The actual circuit can be tested to verify the simulations using ADS127L21EVM-PDK and PGA855EVM with the modifications described in Figure 2-1.

The anti-aliasing filter can be tested with a low-distortion sine wave generator, while using the ADS127L21EVM-PDK-GUI is used to collect data.

The results shown in Figure 2-8 and Figure 2-9 are sound responses across varying frequencies and PGA855 gains. Figure 2-9 shows that harmonic noise gets worse at higher frequencies, only jumping back down when the signal is close to the cutoff. As for SNR, the noise floor is comparable across gains at 100kHz and 200kHz but at frequencies at 100kHz and below, the high gain signals are noisier than unity or low gain signals. This makes sense since the input signal before high gain filters need to be small to reach the same output at the PGA855.

Figure 2-8 SNR

Figure 2-9 THD

Magnitude is an extremely important measurement to confirm the new cut off frequency which was predicted by the simulations. This can be seen best in the graph seen in Figure 2-10. This shows not only a similar shape as the one seen in the Figure 2-3, but a cut off frequency well beyond the target frequencies.

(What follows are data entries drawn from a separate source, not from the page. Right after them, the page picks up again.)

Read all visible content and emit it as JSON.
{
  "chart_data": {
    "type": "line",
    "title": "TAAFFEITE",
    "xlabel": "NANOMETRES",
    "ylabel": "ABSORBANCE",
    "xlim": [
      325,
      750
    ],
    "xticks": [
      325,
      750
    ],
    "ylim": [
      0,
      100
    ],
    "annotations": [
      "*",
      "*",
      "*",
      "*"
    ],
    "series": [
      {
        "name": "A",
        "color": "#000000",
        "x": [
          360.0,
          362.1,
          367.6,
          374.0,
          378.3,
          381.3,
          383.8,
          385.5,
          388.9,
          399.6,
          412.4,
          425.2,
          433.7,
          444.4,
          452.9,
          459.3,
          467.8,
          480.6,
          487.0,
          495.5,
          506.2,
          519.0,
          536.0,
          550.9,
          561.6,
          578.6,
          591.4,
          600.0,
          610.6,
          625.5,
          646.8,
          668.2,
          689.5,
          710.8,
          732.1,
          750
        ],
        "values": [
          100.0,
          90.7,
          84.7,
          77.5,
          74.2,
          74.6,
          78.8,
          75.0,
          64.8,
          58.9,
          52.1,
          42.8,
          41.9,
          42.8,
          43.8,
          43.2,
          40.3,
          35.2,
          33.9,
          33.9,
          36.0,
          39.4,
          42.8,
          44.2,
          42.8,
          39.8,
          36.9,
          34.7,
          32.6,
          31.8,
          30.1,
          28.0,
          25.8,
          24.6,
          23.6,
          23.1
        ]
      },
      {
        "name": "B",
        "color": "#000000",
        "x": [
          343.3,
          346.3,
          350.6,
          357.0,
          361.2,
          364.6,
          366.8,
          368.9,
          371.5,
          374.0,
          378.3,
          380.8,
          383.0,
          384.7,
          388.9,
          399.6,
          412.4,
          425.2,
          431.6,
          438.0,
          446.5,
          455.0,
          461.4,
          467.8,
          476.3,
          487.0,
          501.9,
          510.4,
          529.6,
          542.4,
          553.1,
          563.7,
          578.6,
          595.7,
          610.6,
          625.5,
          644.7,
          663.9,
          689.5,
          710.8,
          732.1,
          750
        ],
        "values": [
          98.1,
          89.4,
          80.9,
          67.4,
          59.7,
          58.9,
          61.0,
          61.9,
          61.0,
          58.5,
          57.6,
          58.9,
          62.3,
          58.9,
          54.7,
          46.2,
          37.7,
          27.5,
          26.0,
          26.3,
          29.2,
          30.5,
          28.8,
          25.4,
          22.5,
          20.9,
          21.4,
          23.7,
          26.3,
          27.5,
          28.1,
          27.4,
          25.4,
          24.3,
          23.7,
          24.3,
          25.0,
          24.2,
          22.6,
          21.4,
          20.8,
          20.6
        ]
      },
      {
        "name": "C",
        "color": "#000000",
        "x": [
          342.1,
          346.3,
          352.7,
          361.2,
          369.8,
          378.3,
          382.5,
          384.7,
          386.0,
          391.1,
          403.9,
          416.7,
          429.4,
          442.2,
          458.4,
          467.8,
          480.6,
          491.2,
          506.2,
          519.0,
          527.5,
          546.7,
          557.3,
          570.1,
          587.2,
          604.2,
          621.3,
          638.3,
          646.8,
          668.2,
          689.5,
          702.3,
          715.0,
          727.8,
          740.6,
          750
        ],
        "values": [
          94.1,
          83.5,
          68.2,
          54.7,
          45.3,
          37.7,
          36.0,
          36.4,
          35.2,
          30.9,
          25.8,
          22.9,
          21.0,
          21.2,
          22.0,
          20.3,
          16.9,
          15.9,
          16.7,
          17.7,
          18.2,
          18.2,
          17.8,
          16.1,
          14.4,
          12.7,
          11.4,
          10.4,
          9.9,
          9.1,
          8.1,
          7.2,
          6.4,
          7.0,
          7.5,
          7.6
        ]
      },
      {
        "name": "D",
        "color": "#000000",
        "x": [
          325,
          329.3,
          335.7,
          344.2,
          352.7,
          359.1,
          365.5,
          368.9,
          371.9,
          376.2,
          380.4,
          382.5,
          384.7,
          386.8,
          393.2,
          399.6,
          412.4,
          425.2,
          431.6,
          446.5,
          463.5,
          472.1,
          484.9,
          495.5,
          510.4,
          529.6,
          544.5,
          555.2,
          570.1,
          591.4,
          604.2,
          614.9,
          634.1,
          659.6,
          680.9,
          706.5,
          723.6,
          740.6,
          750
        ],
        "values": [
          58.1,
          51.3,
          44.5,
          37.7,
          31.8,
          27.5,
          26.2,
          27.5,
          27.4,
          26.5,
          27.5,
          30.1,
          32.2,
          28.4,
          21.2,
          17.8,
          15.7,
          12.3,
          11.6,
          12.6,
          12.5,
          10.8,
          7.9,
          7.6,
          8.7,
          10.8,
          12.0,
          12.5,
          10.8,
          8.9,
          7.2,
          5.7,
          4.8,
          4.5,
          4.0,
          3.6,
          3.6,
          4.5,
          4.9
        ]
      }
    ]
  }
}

Figure 2-10 Anti-Alias Filter Magnitude

The group delay was calculated from phase measurements across the bandwidth. Figure 2-11 shows that the group delay remains low across the entire bandwidth (the group delay was simulated on a microsecond scale, while it was measured on a nanosecond scale). This is consistent with the simulation in Figure 2-5, which showed that the change in delay across the entire signal chain was around 10ns from DC to 100kHz. A consistent delay allows the computer to consistently anticipate when the proper data can be received between the input and output of the DAQ system.

Figure 2-11 Group Delay of the Signal Chain (Normalized to 10kHz)